Here is a look at what changed in the planner and executor, and why manual chunking logic might finally be obsolete.
The Problem: The Planner’s Trade-off
Postgres has supported TID Range Scans since version 14. This allows you to scan a specific slice of a table based on physical block numbers:
SELECT * FROM my_large_table WHERE ctid >= '(0,0)' AND ctid < '(10000,0)';
This is the standard way tools like AWS DMS or logical replication initializers break up massive tables. The problem was that until now, this scan node was strictly single worker.
This forced the Postgres Query Planner into a difficult spot. When you ran a query on a large dataset, the planner had to choose between:
- TID Range Scan: I/O efficient (reads only the blocks you asked for) but single worker.
- Parallel Seq Scan: CPU efficient (uses all cores) but I/O wasteful (might read blocks outside your range just to filter them out later).
Often, the planner would incorrectly choose the Parallel Seq Scan because the math suggested the CPU gains outweighed the I/O penalty. This resulted in the database reading more data than necessary just to utilize available worker threads.
The Fix: Parallelism and Variable Chunking
Commit 0ca3b16 solves this by allowing TID Range Scans to participate in parallel query execution.
The implementation (~500 lines of code) reuses the “block chunking” logic found in Parallel Sequential Scans. It doesn’t just divide the block range evenly among workers, which could lead to skew if one part of the table is denser than another.
Instead, it uses a decaying chunk size strategy:
- Large Start: Workers start by claiming large chunks of blocks to minimize locking overhead on the shared state.

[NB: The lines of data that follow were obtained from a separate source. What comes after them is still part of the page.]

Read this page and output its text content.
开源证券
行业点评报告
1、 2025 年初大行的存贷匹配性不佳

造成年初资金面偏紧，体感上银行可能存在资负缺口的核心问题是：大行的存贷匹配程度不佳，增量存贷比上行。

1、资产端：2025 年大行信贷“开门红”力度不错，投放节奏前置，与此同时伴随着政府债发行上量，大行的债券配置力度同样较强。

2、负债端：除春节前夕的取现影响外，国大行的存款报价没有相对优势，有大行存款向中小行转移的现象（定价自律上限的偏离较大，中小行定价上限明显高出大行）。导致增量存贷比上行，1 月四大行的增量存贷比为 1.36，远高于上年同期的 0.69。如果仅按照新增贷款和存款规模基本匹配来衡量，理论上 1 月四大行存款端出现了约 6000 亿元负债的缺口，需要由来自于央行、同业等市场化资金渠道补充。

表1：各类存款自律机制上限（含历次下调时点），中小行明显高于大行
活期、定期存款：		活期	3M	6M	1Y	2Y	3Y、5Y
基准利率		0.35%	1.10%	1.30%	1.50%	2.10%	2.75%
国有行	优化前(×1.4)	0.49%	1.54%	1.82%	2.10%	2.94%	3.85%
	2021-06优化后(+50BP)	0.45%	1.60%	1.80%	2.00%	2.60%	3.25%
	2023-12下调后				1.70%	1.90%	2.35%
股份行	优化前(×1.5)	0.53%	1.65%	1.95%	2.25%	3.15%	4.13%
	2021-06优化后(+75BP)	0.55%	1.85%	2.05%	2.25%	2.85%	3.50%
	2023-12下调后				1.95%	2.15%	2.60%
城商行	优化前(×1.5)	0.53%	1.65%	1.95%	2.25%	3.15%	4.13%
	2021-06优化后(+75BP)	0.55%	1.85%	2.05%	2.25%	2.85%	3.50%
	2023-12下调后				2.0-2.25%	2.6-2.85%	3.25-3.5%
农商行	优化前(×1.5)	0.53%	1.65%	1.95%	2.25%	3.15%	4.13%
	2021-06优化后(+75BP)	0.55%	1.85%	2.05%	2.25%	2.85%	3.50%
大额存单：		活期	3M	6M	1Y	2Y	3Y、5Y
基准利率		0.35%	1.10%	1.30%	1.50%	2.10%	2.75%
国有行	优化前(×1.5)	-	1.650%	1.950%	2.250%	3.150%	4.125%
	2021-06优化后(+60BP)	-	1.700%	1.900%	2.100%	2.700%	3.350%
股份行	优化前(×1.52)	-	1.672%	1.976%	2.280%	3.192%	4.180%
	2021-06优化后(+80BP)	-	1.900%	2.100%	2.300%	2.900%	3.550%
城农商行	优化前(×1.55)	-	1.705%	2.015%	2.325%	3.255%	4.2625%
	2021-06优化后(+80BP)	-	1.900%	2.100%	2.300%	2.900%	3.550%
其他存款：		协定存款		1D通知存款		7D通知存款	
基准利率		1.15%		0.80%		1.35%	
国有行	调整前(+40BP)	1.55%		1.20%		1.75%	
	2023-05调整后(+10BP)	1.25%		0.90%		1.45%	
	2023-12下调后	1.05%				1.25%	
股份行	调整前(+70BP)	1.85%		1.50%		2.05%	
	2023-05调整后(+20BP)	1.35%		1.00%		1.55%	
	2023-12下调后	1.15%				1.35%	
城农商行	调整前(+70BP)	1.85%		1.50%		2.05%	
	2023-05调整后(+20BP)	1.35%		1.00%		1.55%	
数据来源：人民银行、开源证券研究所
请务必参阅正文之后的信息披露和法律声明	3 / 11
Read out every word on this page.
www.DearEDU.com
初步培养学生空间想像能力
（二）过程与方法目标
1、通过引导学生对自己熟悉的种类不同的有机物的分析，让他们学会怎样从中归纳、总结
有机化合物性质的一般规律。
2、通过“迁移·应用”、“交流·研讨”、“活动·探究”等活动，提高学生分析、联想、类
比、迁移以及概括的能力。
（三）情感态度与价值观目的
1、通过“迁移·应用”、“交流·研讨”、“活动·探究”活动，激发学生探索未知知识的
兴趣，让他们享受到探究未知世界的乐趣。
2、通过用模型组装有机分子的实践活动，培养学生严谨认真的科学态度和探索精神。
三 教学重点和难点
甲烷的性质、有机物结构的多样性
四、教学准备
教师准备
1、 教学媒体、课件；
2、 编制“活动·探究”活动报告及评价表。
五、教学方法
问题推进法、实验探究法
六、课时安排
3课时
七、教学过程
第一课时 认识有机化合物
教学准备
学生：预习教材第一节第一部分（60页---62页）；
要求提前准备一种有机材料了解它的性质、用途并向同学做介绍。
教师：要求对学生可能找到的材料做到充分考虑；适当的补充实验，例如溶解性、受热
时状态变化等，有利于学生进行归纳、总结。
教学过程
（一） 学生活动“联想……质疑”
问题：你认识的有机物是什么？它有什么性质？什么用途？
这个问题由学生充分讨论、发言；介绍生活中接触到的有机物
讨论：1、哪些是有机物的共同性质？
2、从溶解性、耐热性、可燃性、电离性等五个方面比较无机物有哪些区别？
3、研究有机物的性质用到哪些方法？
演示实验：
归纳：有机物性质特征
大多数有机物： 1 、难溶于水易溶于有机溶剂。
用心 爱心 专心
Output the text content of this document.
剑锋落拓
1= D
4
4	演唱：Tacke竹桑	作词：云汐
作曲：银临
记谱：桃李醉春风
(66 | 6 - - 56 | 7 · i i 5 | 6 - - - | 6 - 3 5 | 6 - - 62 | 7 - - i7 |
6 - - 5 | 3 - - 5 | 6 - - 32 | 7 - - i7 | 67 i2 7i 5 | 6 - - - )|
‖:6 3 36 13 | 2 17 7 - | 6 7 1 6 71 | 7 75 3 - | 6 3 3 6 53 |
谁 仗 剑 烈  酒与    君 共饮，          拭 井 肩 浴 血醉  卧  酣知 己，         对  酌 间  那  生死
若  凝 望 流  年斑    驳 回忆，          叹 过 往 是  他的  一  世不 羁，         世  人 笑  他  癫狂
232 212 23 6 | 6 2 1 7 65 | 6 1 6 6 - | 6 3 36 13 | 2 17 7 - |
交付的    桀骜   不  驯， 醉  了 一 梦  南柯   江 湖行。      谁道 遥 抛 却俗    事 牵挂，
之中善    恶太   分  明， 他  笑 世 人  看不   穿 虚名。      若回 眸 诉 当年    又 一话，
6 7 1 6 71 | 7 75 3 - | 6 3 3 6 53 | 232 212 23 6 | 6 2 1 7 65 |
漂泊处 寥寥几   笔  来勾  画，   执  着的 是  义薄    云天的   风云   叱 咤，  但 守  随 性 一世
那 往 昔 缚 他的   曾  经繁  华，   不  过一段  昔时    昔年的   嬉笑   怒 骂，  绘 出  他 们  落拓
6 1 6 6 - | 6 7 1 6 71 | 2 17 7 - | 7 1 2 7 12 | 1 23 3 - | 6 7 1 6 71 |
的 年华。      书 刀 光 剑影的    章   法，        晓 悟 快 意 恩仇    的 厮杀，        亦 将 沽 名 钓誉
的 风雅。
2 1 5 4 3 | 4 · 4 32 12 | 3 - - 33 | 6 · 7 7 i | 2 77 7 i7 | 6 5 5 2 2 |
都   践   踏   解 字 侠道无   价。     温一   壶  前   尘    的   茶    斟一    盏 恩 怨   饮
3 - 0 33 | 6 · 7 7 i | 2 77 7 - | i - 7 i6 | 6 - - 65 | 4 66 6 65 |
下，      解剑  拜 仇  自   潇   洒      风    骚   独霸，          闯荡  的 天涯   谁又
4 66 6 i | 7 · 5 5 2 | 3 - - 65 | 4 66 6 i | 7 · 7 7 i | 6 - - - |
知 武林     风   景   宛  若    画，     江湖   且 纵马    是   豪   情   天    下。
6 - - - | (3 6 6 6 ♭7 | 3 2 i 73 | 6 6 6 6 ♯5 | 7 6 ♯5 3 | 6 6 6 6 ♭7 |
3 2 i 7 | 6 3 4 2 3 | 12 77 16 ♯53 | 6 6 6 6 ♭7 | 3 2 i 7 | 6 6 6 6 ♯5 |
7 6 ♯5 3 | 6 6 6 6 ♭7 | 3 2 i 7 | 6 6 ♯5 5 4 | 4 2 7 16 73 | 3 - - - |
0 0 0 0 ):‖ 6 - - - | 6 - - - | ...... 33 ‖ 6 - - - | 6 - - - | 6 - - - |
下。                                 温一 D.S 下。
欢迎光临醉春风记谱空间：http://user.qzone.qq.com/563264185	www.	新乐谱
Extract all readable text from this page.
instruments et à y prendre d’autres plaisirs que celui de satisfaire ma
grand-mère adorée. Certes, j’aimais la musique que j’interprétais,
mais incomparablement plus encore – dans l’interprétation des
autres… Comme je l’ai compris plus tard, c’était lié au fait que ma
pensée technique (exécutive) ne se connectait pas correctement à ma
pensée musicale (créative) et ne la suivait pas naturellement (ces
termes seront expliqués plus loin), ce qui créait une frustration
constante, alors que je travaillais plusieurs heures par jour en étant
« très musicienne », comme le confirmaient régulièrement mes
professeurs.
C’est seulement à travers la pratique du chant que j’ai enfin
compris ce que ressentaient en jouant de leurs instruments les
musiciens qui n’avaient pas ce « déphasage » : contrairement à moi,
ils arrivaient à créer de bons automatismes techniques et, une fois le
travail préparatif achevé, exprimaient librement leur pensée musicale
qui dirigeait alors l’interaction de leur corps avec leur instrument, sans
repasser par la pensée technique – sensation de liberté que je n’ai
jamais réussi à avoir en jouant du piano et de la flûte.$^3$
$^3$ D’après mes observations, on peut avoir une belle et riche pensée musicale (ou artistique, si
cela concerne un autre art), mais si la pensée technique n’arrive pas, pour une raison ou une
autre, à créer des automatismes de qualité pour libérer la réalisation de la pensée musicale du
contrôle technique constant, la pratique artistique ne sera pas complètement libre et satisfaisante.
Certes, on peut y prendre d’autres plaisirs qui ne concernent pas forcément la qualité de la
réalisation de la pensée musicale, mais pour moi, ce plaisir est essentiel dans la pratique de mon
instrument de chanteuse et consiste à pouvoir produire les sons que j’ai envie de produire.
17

- Tapering Down: As the scan progresses, the chunk size shrinks.
- Granular Finish: By the end of the scan, workers are claiming 1 block at a time.
This “slow reduction” ensures that we don’t end up with one worker stuck processing a massive final chunk while the other workers sit idle. It forces all threads to cross the finish line at roughly the same time.
Benchmark Analysis
To verify the impact, the authors ran a comparison on a table containing 40 million rows.
1. The “Before” State (Serial)
With parallelism disabled, we see the classic PostgreSQL behavior. A single process undertakes the entire task.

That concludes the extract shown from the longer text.